Daniel’s eyes found mine as I pulled myself free from the bucket. I wiped my mouth with the back of my hand.
I couldn’t quite make out what he was thinking, but the concerned look was more than enough to worry me.
Taking the bucket away, he left me kneeling on the ground.
It had been days since I could get up and shower or do anything for myself that didn’t involve the toilet. It was disheartening, to say the least, I felt helpless, and that was the worst thing I could imagine.
‘I’m sorry,’ I said, softly. Knowing he could hear me.
The energy shifted in the room and I knew he had.
‘I know you hate this as much as I do,’ I added.
He came in and stood leaning against the doorframe.
Clearing my throat, I bowed my head.
‘It’s not fair to you, I’m sorry.’
‘Please stop apologizing,’ he said, finally. ‘I promised you I would help you, that I wouldn’t leave until you were better.’

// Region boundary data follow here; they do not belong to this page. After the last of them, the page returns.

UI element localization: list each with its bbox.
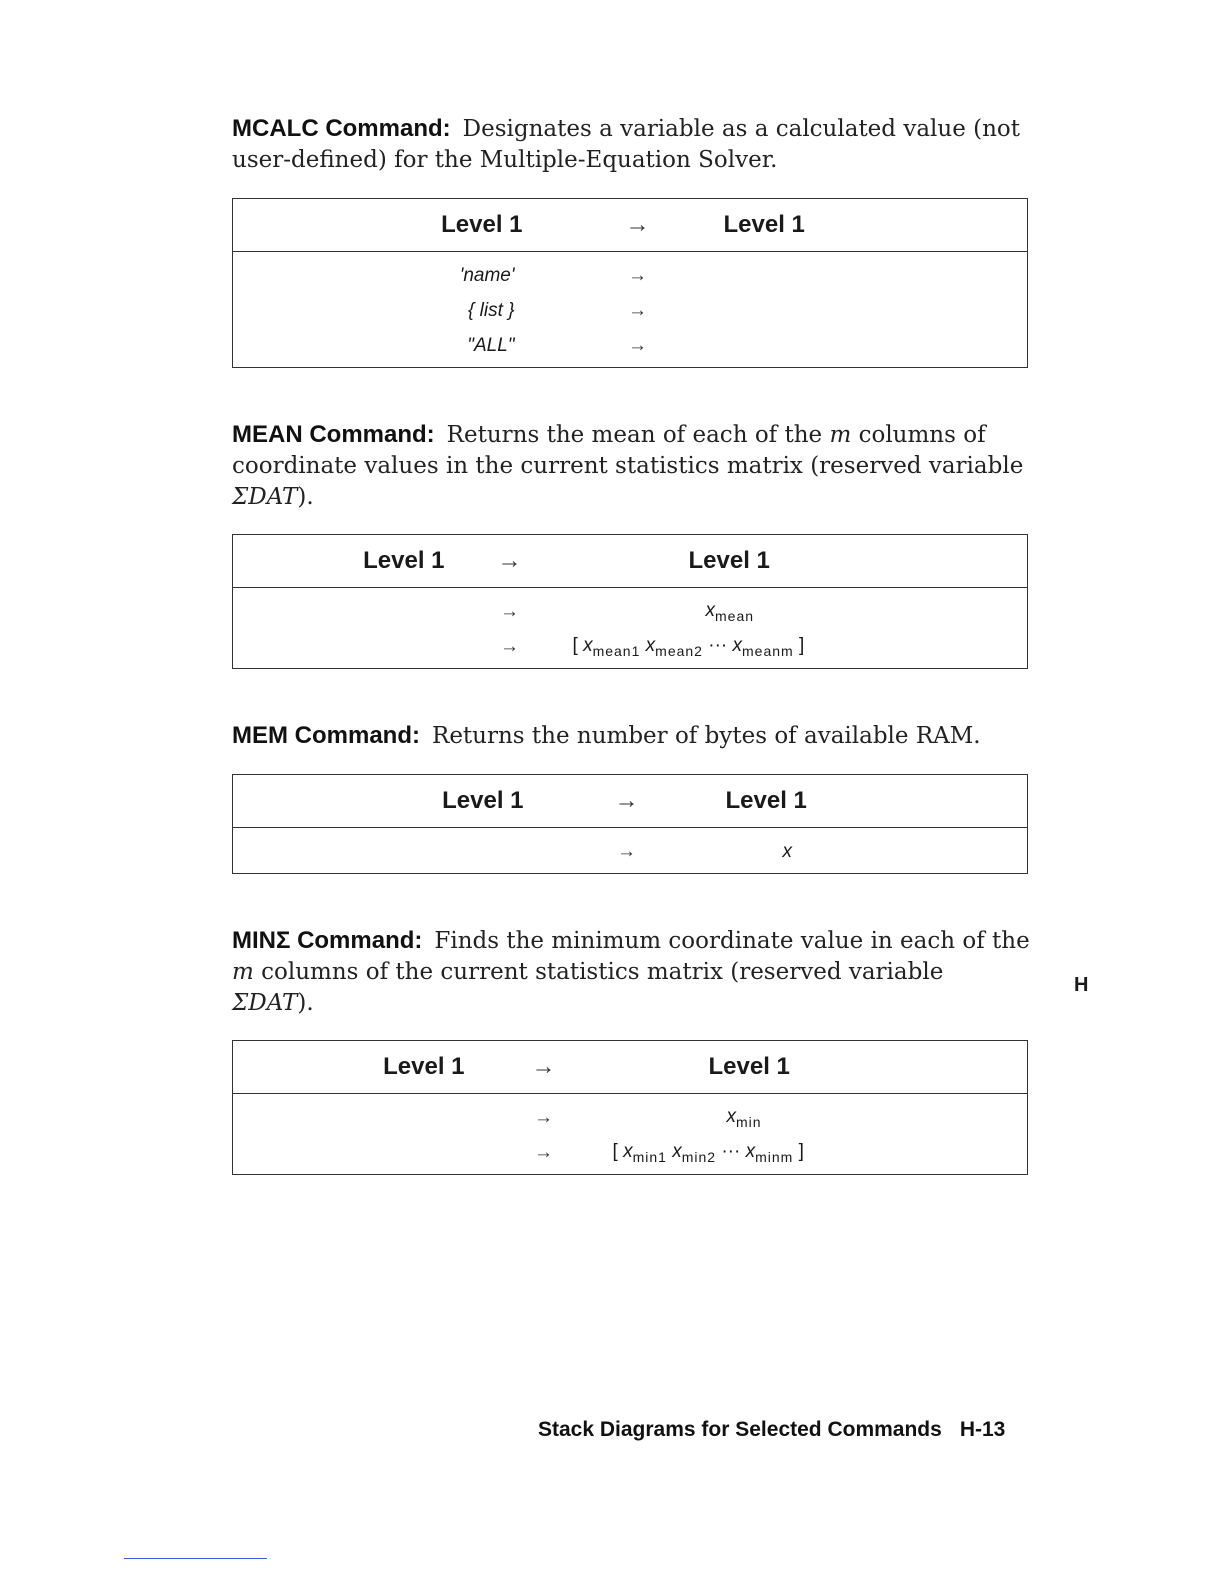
output-cell bbox=[653, 328, 1028, 368]
output-cell: $x_{min}$ bbox=[726, 1105, 762, 1130]
mem-description: Returns the number of bytes of available RAM. bbox=[432, 723, 981, 749]
output-vector-cell: [ $x_{mean1}$ $x_{mean2}$ ··· $x_{meanm}$ ] bbox=[572, 634, 805, 659]
table-row bbox=[233, 293, 1028, 328]
table-header-row bbox=[233, 1041, 1028, 1094]
mem-command-title: MEM Command: bbox=[232, 722, 420, 749]
appendix-side-tab: H bbox=[1074, 974, 1089, 996]
min-sigma-description-end: ). bbox=[297, 990, 314, 1016]
footer-title: Stack Diagrams for Selected Commands bbox=[538, 1418, 942, 1441]
mean-stack-table bbox=[232, 534, 1028, 669]
arrow-icon: → bbox=[628, 264, 647, 286]
mem-section bbox=[232, 720, 1032, 862]
min-sigma-description-pre: Finds the minimum coordinate value in each of the bbox=[434, 928, 1030, 954]
output-level-header: Level 1 bbox=[642, 775, 1028, 828]
table-header-row bbox=[233, 199, 1028, 252]
arrow-icon: → bbox=[623, 199, 653, 252]
mcalc-command-title: MCALC Command: bbox=[232, 115, 451, 142]
arrow-icon: → bbox=[534, 1106, 553, 1128]
mean-description-var: m bbox=[829, 422, 852, 448]
min-sigma-stack-table bbox=[232, 1040, 1028, 1175]
bottom-divider bbox=[124, 1558, 267, 1559]
mcalc-description: Designates a variable as a calculated value (not user-defined) for the Multiple-Equation Solver. bbox=[232, 116, 1021, 173]
output-cell bbox=[653, 293, 1028, 328]
mcalc-paragraph bbox=[232, 113, 1032, 176]
mean-description-end: ). bbox=[297, 484, 314, 510]
min-sigma-command-title: MINΣ Command: bbox=[232, 927, 423, 954]
table-header-row bbox=[233, 775, 1028, 828]
input-cell bbox=[233, 588, 495, 630]
mean-description-pre: Returns the mean of each of the bbox=[446, 422, 830, 448]
min-sigma-description-var: m bbox=[232, 959, 254, 985]
mcalc-section bbox=[232, 113, 1032, 356]
arrow-icon: → bbox=[617, 840, 636, 862]
arrow-icon: → bbox=[628, 299, 647, 321]
arrow-icon: → bbox=[529, 1041, 559, 1094]
output-level-header: Level 1 bbox=[653, 199, 1028, 252]
mean-description-post: columns of coordinate values in the current statistics matrix (reserved variable bbox=[232, 422, 1024, 479]
output-level-header: Level 1 bbox=[559, 1041, 1028, 1094]
table-row bbox=[233, 828, 1028, 874]
input-level-header: Level 1 bbox=[233, 199, 623, 252]
mem-paragraph bbox=[232, 720, 1032, 752]
table-row bbox=[233, 588, 1028, 630]
min-sigma-paragraph bbox=[232, 925, 1032, 1019]
arrow-icon: → bbox=[534, 1141, 553, 1163]
table-row bbox=[233, 1094, 1028, 1136]
mean-command-title: MEAN Command: bbox=[232, 421, 435, 448]
input-cell bbox=[233, 1135, 529, 1175]
table-row bbox=[233, 252, 1028, 294]
output-cell bbox=[653, 252, 1028, 294]
input-cell bbox=[233, 629, 495, 669]
input-cell bbox=[233, 828, 612, 874]
page-number: H-13 bbox=[959, 1418, 1006, 1441]
output-cell: x bbox=[782, 840, 792, 862]
page-footer bbox=[538, 1418, 1005, 1442]
mean-description-reserved: ΣDAT bbox=[232, 484, 298, 510]
mcalc-stack-table bbox=[232, 198, 1028, 368]
output-vector-cell: [ $x_{min1}$ $x_{min2}$ ··· $x_{minm}$ ] bbox=[612, 1140, 804, 1165]
mean-section bbox=[232, 419, 1032, 659]
output-level-header: Level 1 bbox=[525, 535, 1028, 588]
table-row bbox=[233, 328, 1028, 368]
arrow-icon: → bbox=[612, 775, 642, 828]
table-row bbox=[233, 629, 1028, 669]
min-sigma-section bbox=[232, 925, 1032, 1165]
input-level-header: Level 1 bbox=[233, 775, 612, 828]
arrow-icon: → bbox=[500, 635, 519, 657]
mem-stack-table bbox=[232, 774, 1028, 874]
input-cell: "ALL" bbox=[467, 334, 515, 356]
input-cell: 'name' bbox=[459, 264, 515, 286]
min-sigma-description-post: columns of the current statistics matrix (reserved variable bbox=[253, 959, 944, 985]
table-row bbox=[233, 1135, 1028, 1175]
input-level-header: Level 1 bbox=[233, 535, 495, 588]
input-cell: { list } bbox=[468, 299, 515, 321]
input-level-header: Level 1 bbox=[233, 1041, 529, 1094]
min-sigma-description-reserved: ΣDAT bbox=[232, 990, 298, 1016]
mean-paragraph bbox=[232, 419, 1032, 513]
table-header-row bbox=[233, 535, 1028, 588]
output-cell: $x_{mean}$ bbox=[705, 599, 755, 624]
arrow-icon: → bbox=[495, 535, 525, 588]
arrow-icon: → bbox=[500, 600, 519, 622]
input-cell bbox=[233, 1094, 529, 1136]
arrow-icon: → bbox=[628, 334, 647, 356]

‘You’re not obligated to stay with me.’
‘I know that,’ he said, replacing the bucket with a clean one. He stopped me when I opened my mouth to protest. ‘And before you say I’m doing this out of guilt, I’m not. I’m doing this because I care about you.’ He sat beside me.
A shaky sigh left my lips. ‘Yeah. I got that.’
‘I’m sorry, I shouldn’t have said that.’
‘It’s fine.’ I bowed my head. I was the asshole here, not him.
‘It’s not. I’m sorry.’
‘We had sex.’ I said flatly.
His eyes sort of widened before he leaned back and sighed. ‘I’m not expecting anything from you, Ace. That’s not why I’m hanging around.’
I turned to look at him and our eyes met briefly. He’d seen me at my absolute worst and he was still here, still looking after my sorry ass. At this point in time, it felt like he was the only one left.
Slowly he got to his feet. ‘I’m going to get some food from the store.’
‘Okay.’
He left, and I sunk deeper into the couch, pressing my hands to my eyes and I cried.